Because implicit conversions almost never behave as you expect. They can give surprising results in overload resolution, so it's usually better to provide an explicit conversion as std::string does.
The Josuttis book says the following:
This is for safety reasons to prevent unintended type conversions that result in strange behavior (type char * often has strange behavior) and ambiguities (for example, in an expression that combines a string and a C-string it would be possible to convert string into char * and vice versa).
I addition to the rationale provided in the specification (unexpected surprises), if you're mixing C API calls with std::string, you really need to get into the habit of using the ::c_str() method.

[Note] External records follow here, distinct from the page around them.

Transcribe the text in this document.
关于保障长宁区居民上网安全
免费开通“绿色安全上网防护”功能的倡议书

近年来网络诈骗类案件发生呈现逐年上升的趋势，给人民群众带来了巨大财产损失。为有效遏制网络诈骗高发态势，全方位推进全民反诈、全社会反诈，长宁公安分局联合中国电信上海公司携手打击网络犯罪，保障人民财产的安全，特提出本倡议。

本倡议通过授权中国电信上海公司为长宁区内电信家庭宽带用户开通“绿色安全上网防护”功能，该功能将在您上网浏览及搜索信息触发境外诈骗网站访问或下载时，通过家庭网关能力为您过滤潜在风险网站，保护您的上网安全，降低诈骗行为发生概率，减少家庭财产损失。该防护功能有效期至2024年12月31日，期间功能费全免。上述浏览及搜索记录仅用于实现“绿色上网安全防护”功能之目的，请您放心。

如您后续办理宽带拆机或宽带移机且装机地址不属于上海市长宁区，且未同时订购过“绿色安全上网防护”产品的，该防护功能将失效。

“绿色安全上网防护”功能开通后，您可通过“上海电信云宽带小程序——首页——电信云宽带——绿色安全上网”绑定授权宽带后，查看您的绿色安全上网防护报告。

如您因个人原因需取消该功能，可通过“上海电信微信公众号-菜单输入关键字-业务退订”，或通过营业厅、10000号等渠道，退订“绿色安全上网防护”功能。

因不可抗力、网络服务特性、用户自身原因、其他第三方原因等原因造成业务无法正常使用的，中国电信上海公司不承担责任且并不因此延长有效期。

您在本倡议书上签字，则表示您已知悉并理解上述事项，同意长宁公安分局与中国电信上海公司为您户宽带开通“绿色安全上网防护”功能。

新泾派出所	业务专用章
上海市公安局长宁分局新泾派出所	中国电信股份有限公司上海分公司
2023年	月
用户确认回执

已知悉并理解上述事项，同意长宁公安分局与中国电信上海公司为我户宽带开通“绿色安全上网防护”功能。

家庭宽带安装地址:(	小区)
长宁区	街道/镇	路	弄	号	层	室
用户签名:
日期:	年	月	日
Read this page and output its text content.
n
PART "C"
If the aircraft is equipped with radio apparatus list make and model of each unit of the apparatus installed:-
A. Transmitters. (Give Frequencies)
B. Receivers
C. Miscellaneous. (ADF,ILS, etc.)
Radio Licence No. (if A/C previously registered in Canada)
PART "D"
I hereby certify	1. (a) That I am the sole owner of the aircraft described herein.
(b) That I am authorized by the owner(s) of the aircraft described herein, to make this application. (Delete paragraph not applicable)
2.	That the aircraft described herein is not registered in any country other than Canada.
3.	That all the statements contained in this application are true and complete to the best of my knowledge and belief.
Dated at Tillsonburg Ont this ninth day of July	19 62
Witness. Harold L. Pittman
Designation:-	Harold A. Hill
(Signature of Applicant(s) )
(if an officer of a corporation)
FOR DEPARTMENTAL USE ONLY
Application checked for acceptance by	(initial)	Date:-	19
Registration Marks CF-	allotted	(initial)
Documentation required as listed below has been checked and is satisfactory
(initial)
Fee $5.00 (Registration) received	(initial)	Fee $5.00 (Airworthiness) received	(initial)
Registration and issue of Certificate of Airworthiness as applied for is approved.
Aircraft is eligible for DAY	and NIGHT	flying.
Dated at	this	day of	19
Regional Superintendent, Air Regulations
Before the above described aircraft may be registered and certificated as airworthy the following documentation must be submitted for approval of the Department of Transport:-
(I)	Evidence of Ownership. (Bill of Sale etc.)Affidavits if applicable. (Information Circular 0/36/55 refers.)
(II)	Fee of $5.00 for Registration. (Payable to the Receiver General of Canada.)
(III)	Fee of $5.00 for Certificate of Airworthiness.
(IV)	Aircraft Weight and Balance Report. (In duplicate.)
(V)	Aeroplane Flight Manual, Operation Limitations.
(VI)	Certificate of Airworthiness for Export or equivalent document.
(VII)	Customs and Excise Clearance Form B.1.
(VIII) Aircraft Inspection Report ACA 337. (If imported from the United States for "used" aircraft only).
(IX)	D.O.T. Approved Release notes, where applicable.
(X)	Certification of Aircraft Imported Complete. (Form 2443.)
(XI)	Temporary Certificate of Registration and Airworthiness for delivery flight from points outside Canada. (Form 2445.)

If you ever call a varargs function (eg: printf, or equivalent) which requires a const char*, and you pass a std::string directly (without calling the extraction method), you won't get a compile error (no type checking for varargs functions), but you will get a runtime error (class layout is not binary identical to a const char*).
Incidentally, CString (in MFC) takes the opposite approach: it has an implicit cast, and the class layout is binary-compatible with const char* (or const w_char*, if compiling for wide character strings, ie: "Unicode").
That's probably because this conversion would have surprising and peculiar semantics. Particularly, the fourth paragraph you quote.
Another reason is that there is an implicit conversion const char* -> string, and this would be just the converse, which would mean strange behavior wrt overload resolution (you shouldn't make both implicit conversions A->B and B->A).
Because C-style strings are a source of bugs and many security problems it's way better to make the conversion explicitly.